Robert Waterston on Sydney Brenner
  Robert Waterston     Biography    
Recorded: 01 Jun 2003

Well, a good story about Sydney is that he would go off on the beach and relax. He wouldn’t go play tennis but—as I was saying he would come, he came for the second half of this course and every day his role was to talk to us for an hour and whatever we has chosen the day before. And it was a lively conversation cause it was not just Sydney lecturing it was more of a discussion. We would continue to ask questions and so forth.

And at the time my wife and my daughter and I were out there and we were living in the dorm. And so we were dependent upon the cafeteria for our meals and the cafeteria closed at 1:15. And so Sydney would be going out at 1:00—or maybe it closed at 1:30, but anyway there was a clear time limit on the other end of all this. And so Sydney would be going on in this animated discussion and come 1:15 or something my wife would show up outside the door because it was all open at Woods Hole. It wasn’t, you know, you didn’t have doors on rooms. And so she would stand there and sort of be looking anxious and all of a sudden she would somehow lose control of my daughter who was about 2 1/2. And Adrian would come and run and jump on my lap. And that was just about the, you know even Sydney couldn’t compete with that. I don’t he appreciated it.
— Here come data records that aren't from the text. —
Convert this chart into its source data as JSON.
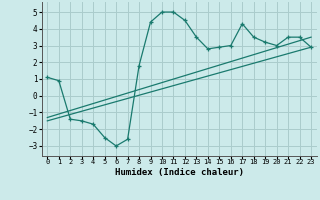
{
  "xlabel": "Humidex (Indice chaleur)",
  "bg_color": "#cceaea",
  "grid_color": "#aacccc",
  "line_color": "#1a7a6e",
  "xlim": [
    -0.5,
    23.5
  ],
  "ylim": [
    -3.6,
    5.6
  ],
  "xticks": [
    0,
    1,
    2,
    3,
    4,
    5,
    6,
    7,
    8,
    9,
    10,
    11,
    12,
    13,
    14,
    15,
    16,
    17,
    18,
    19,
    20,
    21,
    22,
    23
  ],
  "yticks": [
    -3,
    -2,
    -1,
    0,
    1,
    2,
    3,
    4,
    5
  ],
  "curve1_x": [
    0,
    1,
    2,
    3,
    4,
    5,
    6,
    7,
    8,
    9,
    10,
    11,
    12,
    13,
    14,
    15,
    16,
    17,
    18,
    19,
    20,
    21,
    22,
    23
  ],
  "curve1_y": [
    1.1,
    0.9,
    -1.4,
    -1.5,
    -1.7,
    -2.5,
    -3.0,
    -2.6,
    1.8,
    4.4,
    5.0,
    5.0,
    4.5,
    3.5,
    2.8,
    2.9,
    3.0,
    4.3,
    3.5,
    3.2,
    3.0,
    3.5,
    3.5,
    2.9
  ],
  "line1_x": [
    0,
    23
  ],
  "line1_y": [
    -1.3,
    3.5
  ],
  "line2_x": [
    0,
    23
  ],
  "line2_y": [
    -1.5,
    2.9
  ]
}
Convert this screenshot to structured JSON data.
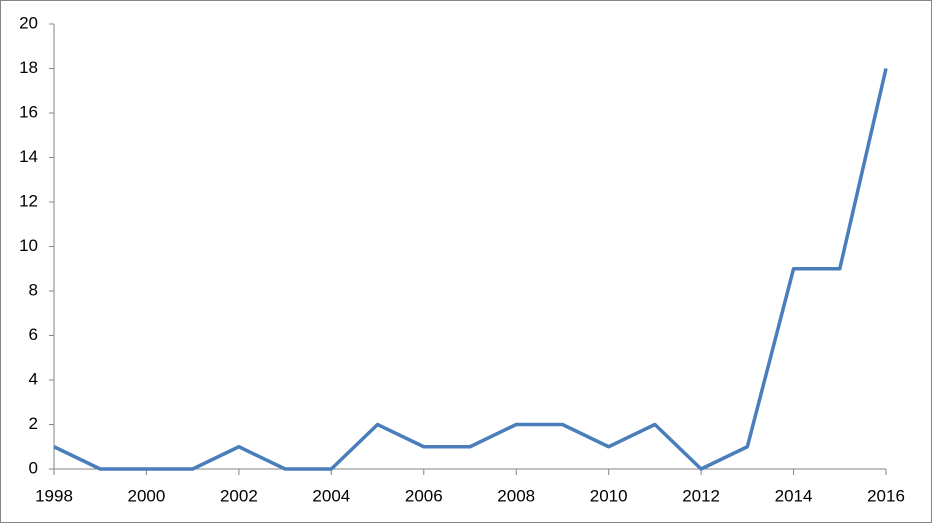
{
  "chart_data": {
    "type": "line",
    "x": [
      1998,
      1999,
      2000,
      2001,
      2002,
      2003,
      2004,
      2005,
      2006,
      2007,
      2008,
      2009,
      2010,
      2011,
      2012,
      2013,
      2014,
      2015,
      2016
    ],
    "values": [
      1,
      0,
      0,
      0,
      1,
      0,
      0,
      2,
      1,
      1,
      2,
      2,
      1,
      2,
      0,
      1,
      9,
      9,
      18
    ],
    "color": "#4a7ebb",
    "xlim": [
      1998,
      2016
    ],
    "xticks": [
      1998,
      2000,
      2002,
      2004,
      2006,
      2008,
      2010,
      2012,
      2014,
      2016
    ],
    "ylim": [
      0,
      20
    ],
    "yticks": [
      0,
      2,
      4,
      6,
      8,
      10,
      12,
      14,
      16,
      18,
      20
    ],
    "grid": false
  }
}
Robert Waterston received his bachelor's degree in engineering from Princeton University (1965) and both an M.D. and a Ph.D. in pathology from the University of Chicago (1972). After a postdoctoral fellowship at the Medical Research Council Laboratory of Molecular Biology in Cambridge, he joined the Washington University faculty in 1976 where he is the James S. McDonnel Professor of Genetics, head of the Department of Genetics, and director of the School of Medicine’s Genome Sequencing Center, which he founded in 1993. In early 2003 Dr Waterston took on the role of Chair of the department of Genome Sciences at the University of Washington. He is a member of the National Academy of Sciences, was a recipient of the International Gairdner Award, the Genetics Society of America’s Beadle Award, the Dan David Prize, and the Alfred P. Sloan Award from the GM Cancer Research Foundation.

Waterston attended the worm meetings at Cold Spring Harbor Lab and in 1989 Watson supported Waterston’s proposal to use the worm as a model organism in the Human Genome Project.